O provisório foi renovado nas safras consecutivas para legalizar um "fato consumado", estratégia usada pelos produtores gaúchos para forçar a liberação do grão, mesmo existindo sementes de soja convencional suficientes para o plantio. O grão transgênico da oleaginosa, agora, alastrou-se pelo centro-oeste mas ainda não há estudos definitivos do seu impacto sobre o meio ambiente. Alegam menor custo na produção e melhor produtividade do grão. Mesmo que esta correlação resulte em maior lucro, resistem em pagar royalties à tecnologia desenvolvida pela Monsanto. Contrabandeado é melhor!
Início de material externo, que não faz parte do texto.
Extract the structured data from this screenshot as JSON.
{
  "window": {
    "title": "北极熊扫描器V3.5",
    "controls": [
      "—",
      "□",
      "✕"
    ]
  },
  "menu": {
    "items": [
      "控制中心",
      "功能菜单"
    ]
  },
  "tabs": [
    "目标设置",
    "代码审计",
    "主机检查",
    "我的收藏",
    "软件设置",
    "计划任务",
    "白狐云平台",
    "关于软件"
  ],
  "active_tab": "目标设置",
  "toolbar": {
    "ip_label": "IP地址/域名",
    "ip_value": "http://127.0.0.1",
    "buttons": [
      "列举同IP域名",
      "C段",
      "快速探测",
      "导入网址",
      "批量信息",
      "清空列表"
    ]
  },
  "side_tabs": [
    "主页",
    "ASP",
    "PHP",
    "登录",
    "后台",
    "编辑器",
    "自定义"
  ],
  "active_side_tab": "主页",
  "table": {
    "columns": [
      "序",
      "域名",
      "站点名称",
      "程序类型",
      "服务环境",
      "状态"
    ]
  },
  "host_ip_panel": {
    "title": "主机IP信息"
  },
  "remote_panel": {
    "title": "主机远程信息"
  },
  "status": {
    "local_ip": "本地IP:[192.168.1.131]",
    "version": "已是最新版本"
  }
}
Agora é a vez do milho, que deve ter poucos e incipientes cultivos, mas tenderá a se alastrar levado pela fama da soja.
Os dois grãos de cultivo maciço pelo país serão transgênicos, para a felicidade dos produtores, apesar de colocar em pé de igualdade com outro grande produtor mundial de grãos: os EUA. Teremos exatamente o mesmo produto para comercializar no mercado internacional - com menos poder de barganha - quando a União Européia, por exemplo, procura banir os transgênicos.
Ainda vem aí o algodão, que está na fila da liberação cada vez mais fácil. O quórum para aprovação pela CTNBio baixou de 2/3 para maioria simples. Apesar da menor visibilidade, a campanha contra os trangênicoscontinua.